Syrian moderation shows through cloud of rhetoric
Beirut — Whether by choice, lack of options, or simply midwinter war weariness, Syria's enigmatic strong man, Hafez Assad, appears to be experimenting with a more moderate Middle East policy.
It may not be apparent from the rhetoric -- such as the call Jan. 7 by the Syrian newspaper Tishreen for military confrontation with Israel -- but in its acts and even its non-acts Syrian moderation can be seen.
Better relations with the United States: Before Christmas, Syrian United Nations Ambassador Dia-Allah Fattal worked closely with US Ambassador Jeane Kirkpatrick to draft a resolution condemning Israel's annexation of the Golan Heights. Mr. Fattal also carried on extensive negotiations with Mrs. Kirkpatrick this week in an attempt to win over the US to a resolution calling for full-scale sanctions against Israel. At this writing, consensus on this much more controversial resolution seemed unlikely.
But American diplomats in the Middle East were encouraged by the Syrian-American dialogue that took place both during the UN negotiations and, earlier in December, when US special envoy Philip C. Habib held talks with Mr. Assad in Damascus.

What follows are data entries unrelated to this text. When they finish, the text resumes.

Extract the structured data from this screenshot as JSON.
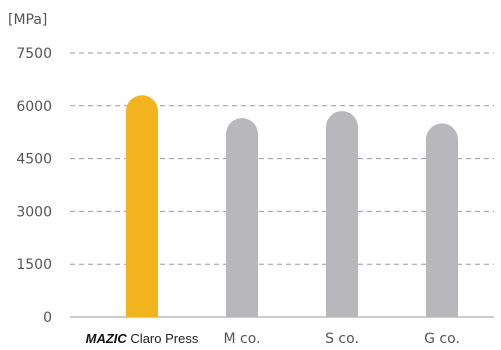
{
  "chart_data": {
    "type": "bar",
    "unit_label": "[MPa]",
    "categories": [
      "Claro Press",
      "M co.",
      "S co.",
      "G co."
    ],
    "category_brand": [
      "MAZIC",
      "",
      "",
      ""
    ],
    "values": [
      6300,
      5650,
      5850,
      5500
    ],
    "colors": [
      "#f2b31c",
      "#b8b8bc",
      "#b8b8bc",
      "#b8b8bc"
    ],
    "yticks": [
      0,
      1500,
      3000,
      4500,
      6000,
      7500
    ],
    "ylim": [
      0,
      7500
    ],
    "grid": true,
    "title": "",
    "xlabel": "",
    "ylabel": ""
  }
}
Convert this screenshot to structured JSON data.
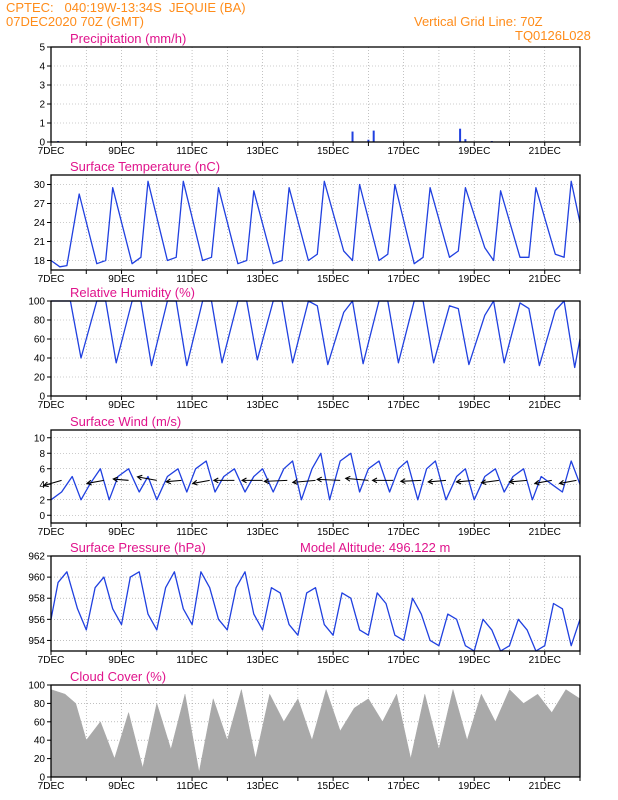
{
  "header": {
    "line1_left": "CPTEC:   040:19W-13:34S  JEQUIE (BA)",
    "line2_left": "07DEC2020 70Z (GMT)",
    "line1_right": "Vertical Grid Line: 70Z",
    "line2_right": "TQ0126L028"
  },
  "x_axis": {
    "labels": [
      "7DEC",
      "9DEC",
      "11DEC",
      "13DEC",
      "15DEC",
      "17DEC",
      "19DEC",
      "21DEC"
    ],
    "day_range": [
      0,
      15
    ]
  },
  "colors": {
    "line": "#2040e0",
    "title": "#e0148c",
    "header": "#ff8c1a",
    "bars": "#a9a9a9",
    "arrow": "#000000"
  },
  "chart_data": [
    {
      "id": "precip",
      "type": "bar",
      "title": "Precipitation (mm/h)",
      "ylim": [
        0,
        5
      ],
      "yticks": [
        0,
        1,
        2,
        3,
        4,
        5
      ],
      "x_days": [
        0.2,
        1.5,
        4.0,
        7.5,
        8.55,
        9.0,
        9.15,
        11.6,
        11.75,
        12.5
      ],
      "values": [
        0.05,
        0.03,
        0.02,
        0.03,
        0.55,
        0.12,
        0.6,
        0.7,
        0.15,
        0.05
      ]
    },
    {
      "id": "temp",
      "type": "line",
      "title": "Surface Temperature (nC)",
      "ylim": [
        16.5,
        31.5
      ],
      "yticks": [
        18,
        21,
        24,
        27,
        30
      ],
      "x_days": [
        0.0,
        0.25,
        0.45,
        0.8,
        1.3,
        1.55,
        1.75,
        2.3,
        2.55,
        2.75,
        3.3,
        3.55,
        3.75,
        4.3,
        4.55,
        4.75,
        5.3,
        5.55,
        5.75,
        6.3,
        6.55,
        6.75,
        7.3,
        7.55,
        7.75,
        8.3,
        8.55,
        8.75,
        9.3,
        9.55,
        9.75,
        10.3,
        10.55,
        10.75,
        11.3,
        11.55,
        11.75,
        12.3,
        12.55,
        12.75,
        13.3,
        13.55,
        13.75,
        14.3,
        14.55,
        14.75,
        15.0
      ],
      "values": [
        18,
        17,
        17.2,
        28.5,
        17.5,
        18,
        29.5,
        17.5,
        18.5,
        30.5,
        18,
        18.5,
        30.5,
        18,
        18.5,
        29.5,
        17.5,
        18,
        29,
        17.5,
        18,
        29.5,
        18,
        19,
        30.5,
        19.5,
        18,
        30,
        18,
        19,
        30,
        17.5,
        18.5,
        29.5,
        18.5,
        19.5,
        29.5,
        20,
        18,
        29,
        18.5,
        18.5,
        29.5,
        19,
        18.5,
        30.5,
        24
      ]
    },
    {
      "id": "rh",
      "type": "line",
      "title": "Relative Humidity (%)",
      "ylim": [
        0,
        100
      ],
      "yticks": [
        0,
        20,
        40,
        60,
        80,
        100
      ],
      "x_days": [
        0.0,
        0.3,
        0.55,
        0.85,
        1.3,
        1.55,
        1.85,
        2.3,
        2.55,
        2.85,
        3.3,
        3.55,
        3.85,
        4.3,
        4.55,
        4.85,
        5.3,
        5.55,
        5.85,
        6.3,
        6.55,
        6.85,
        7.3,
        7.55,
        7.85,
        8.3,
        8.55,
        8.85,
        9.3,
        9.55,
        9.85,
        10.3,
        10.55,
        10.85,
        11.3,
        11.55,
        11.85,
        12.3,
        12.55,
        12.85,
        13.3,
        13.55,
        13.85,
        14.3,
        14.55,
        14.85,
        15.0
      ],
      "values": [
        100,
        100,
        100,
        40,
        100,
        100,
        35,
        100,
        100,
        32,
        100,
        100,
        32,
        100,
        100,
        35,
        100,
        100,
        38,
        100,
        100,
        35,
        100,
        95,
        33,
        88,
        100,
        34,
        100,
        100,
        35,
        100,
        100,
        35,
        95,
        92,
        33,
        85,
        100,
        35,
        98,
        92,
        32,
        90,
        100,
        30,
        60
      ]
    },
    {
      "id": "wind",
      "type": "line",
      "title": "Surface Wind (m/s)",
      "ylim": [
        -1,
        11
      ],
      "yticks": [
        0,
        2,
        4,
        6,
        8,
        10
      ],
      "x_days": [
        0.0,
        0.3,
        0.6,
        0.85,
        1.1,
        1.4,
        1.65,
        1.9,
        2.2,
        2.5,
        2.75,
        3.0,
        3.3,
        3.6,
        3.85,
        4.1,
        4.4,
        4.65,
        4.9,
        5.2,
        5.5,
        5.75,
        6.0,
        6.3,
        6.6,
        6.85,
        7.1,
        7.4,
        7.65,
        7.9,
        8.2,
        8.5,
        8.75,
        9.0,
        9.3,
        9.6,
        9.85,
        10.1,
        10.4,
        10.65,
        10.9,
        11.2,
        11.5,
        11.75,
        12.0,
        12.3,
        12.6,
        12.85,
        13.1,
        13.4,
        13.65,
        13.9,
        14.2,
        14.5,
        14.75,
        15.0
      ],
      "values": [
        2,
        3,
        5,
        2,
        4,
        6,
        2,
        5,
        6,
        3,
        5,
        2,
        5,
        6,
        3,
        6,
        7,
        3,
        5,
        6,
        3,
        5,
        6,
        3,
        6,
        7,
        2,
        6,
        8,
        2,
        7,
        8,
        3,
        6,
        7,
        3,
        6,
        7,
        2,
        6,
        7,
        2,
        5,
        6,
        2,
        5,
        6,
        3,
        5,
        6,
        2,
        5,
        4,
        3,
        7,
        4
      ],
      "arrows": {
        "x_days": [
          0.3,
          1.5,
          2.2,
          3.0,
          3.7,
          4.5,
          5.2,
          6.0,
          6.7,
          7.5,
          8.2,
          9.0,
          9.7,
          10.5,
          11.2,
          12.0,
          12.7,
          13.5,
          14.2,
          14.9
        ],
        "speed": [
          5,
          4,
          3,
          5,
          3,
          4,
          5,
          5,
          6,
          6,
          6,
          6,
          5,
          5,
          4,
          4,
          4,
          4,
          4,
          4
        ],
        "direction_deg": [
          60,
          70,
          100,
          110,
          80,
          70,
          90,
          90,
          85,
          80,
          95,
          100,
          90,
          85,
          80,
          80,
          75,
          80,
          70,
          70
        ]
      }
    },
    {
      "id": "pres",
      "type": "line",
      "title": "Surface Pressure (hPa)",
      "annotation": "Model Altitude: 496.122 m",
      "ylim": [
        953,
        962
      ],
      "yticks": [
        954,
        956,
        958,
        960,
        962
      ],
      "x_days": [
        0.0,
        0.2,
        0.45,
        0.75,
        1.0,
        1.25,
        1.5,
        1.75,
        2.0,
        2.25,
        2.5,
        2.75,
        3.0,
        3.25,
        3.5,
        3.75,
        4.0,
        4.25,
        4.5,
        4.75,
        5.0,
        5.25,
        5.5,
        5.75,
        6.0,
        6.25,
        6.5,
        6.75,
        7.0,
        7.25,
        7.5,
        7.75,
        8.0,
        8.25,
        8.5,
        8.75,
        9.0,
        9.25,
        9.5,
        9.75,
        10.0,
        10.25,
        10.5,
        10.75,
        11.0,
        11.25,
        11.5,
        11.75,
        12.0,
        12.25,
        12.5,
        12.75,
        13.0,
        13.25,
        13.5,
        13.75,
        14.0,
        14.25,
        14.5,
        14.75,
        15.0
      ],
      "values": [
        956,
        959.5,
        960.5,
        957,
        955,
        959,
        960,
        957,
        955.5,
        960,
        960.5,
        956.5,
        955,
        959,
        960.5,
        957,
        955.5,
        960.5,
        959,
        956,
        955,
        959,
        960.5,
        956.5,
        955,
        959,
        958.5,
        955.5,
        954.5,
        958.5,
        959,
        955.5,
        954.5,
        958.5,
        958,
        955,
        954.5,
        958.5,
        957.5,
        954.5,
        954,
        958,
        956.5,
        954,
        953.5,
        956.5,
        956,
        953.5,
        953,
        956,
        955,
        953,
        953.5,
        956,
        955,
        953,
        953.5,
        957.5,
        957,
        953.5,
        956
      ]
    },
    {
      "id": "cloud",
      "type": "area",
      "title": "Cloud Cover (%)",
      "ylim": [
        0,
        100
      ],
      "yticks": [
        0,
        20,
        40,
        60,
        80,
        100
      ],
      "x_days": [
        0.0,
        0.4,
        0.7,
        1.0,
        1.4,
        1.8,
        2.2,
        2.6,
        3.0,
        3.4,
        3.8,
        4.2,
        4.6,
        5.0,
        5.4,
        5.8,
        6.2,
        6.6,
        7.0,
        7.4,
        7.8,
        8.2,
        8.6,
        9.0,
        9.4,
        9.8,
        10.2,
        10.6,
        11.0,
        11.4,
        11.8,
        12.2,
        12.6,
        13.0,
        13.4,
        13.8,
        14.2,
        14.6,
        15.0
      ],
      "values": [
        95,
        90,
        80,
        40,
        60,
        20,
        70,
        10,
        80,
        30,
        90,
        5,
        85,
        40,
        95,
        20,
        90,
        60,
        85,
        40,
        95,
        50,
        75,
        85,
        60,
        90,
        20,
        90,
        30,
        95,
        40,
        90,
        60,
        95,
        80,
        90,
        70,
        95,
        85
      ]
    }
  ]
}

Minimal Syrian sabre-rattling following the Israeli annexation: Despite the Tishreen militancy (which, like much of the bombast in the Middle East is meant for internal consumption), Syria has so far resisted the impulse to build up forces on its border with Israel.
Abu Jihad (Salah Khalaf), head of the Palestine Liberation Organization (PLO) armed forces in Lebanon Jan. 6 called on Mr. Assad to ''open up the Golan Front.'' He said the Syrians ''must not depend on resolutions by the Security Council and the Arab League, for they have no alternative'' but to fight Israel from southern Lebanon, Syria, and Jordan.
Arab and Western analysts, however, feel sure the call will go unheeded by Damascus, which has had a peaceful border with Israel since 1974. Abu Jihad's call is seen as more of a taunt to Assad than friendly advice. The PLO and Syria have a tense relationship going.
Syria's apparent interest in reconvening the Arab summit: Just after the Golan annexation occurred, it appeared that Syria wanted the summit resumed in order to line up Arab states militarily against Israel. But that appears an impossibility.
Meanwhile there have been persistent indications -- usually denied as soon as they are mooted -- that Syria is coming around to acceptance of the eight-point Saudi peace plan.
Many Palestinian and Lebanese sources here agree that Syria is considering the Saudi plan more seriously. They caution, however, that Mr. Assad still could be put in a position where he is forced to reject the plan again (as he did when the Arab summit collapsed in November).
This could occur if his soldiers or the soldiers of his Palestnian allies become involved in new fighting with Israel in Lebanon this spring -- in which case the Saudi plan's implicit recognition of Israel might be hard for Mr. Assad to swallow.
With rain and low clouds dampening the warrior spirit in Lebanon, Mr. Assad may not be so much holding out an olive branch to Arab moderates, the US, and perhaps even Israel. He may be compelled by circumstance to act cautiously.
There is great tension in his bailiwick. A small but elite segment of Syria's Army is tied down for the foreseeable future in a costly peacekeeping operation in Lebanon. At the same time, Syria is involved in a sometimes dormant, sometimes deadly secret war with Yasser Arafat's Fatah organization in Lebanon. And Mr. Assad's small Alawite Christian ruling base faces continued resistance at home from the still-active Muslim Brotherhood, which claims to respresent the majority Sunni population.
Around him, Syria, Iraq, and Jordan continue to be hostile because of Syrian support for Iran. Implicit condemnation of Syria was made Jan. 6 by both Iraq's Saddam Hussein and Jordan's King Hussein.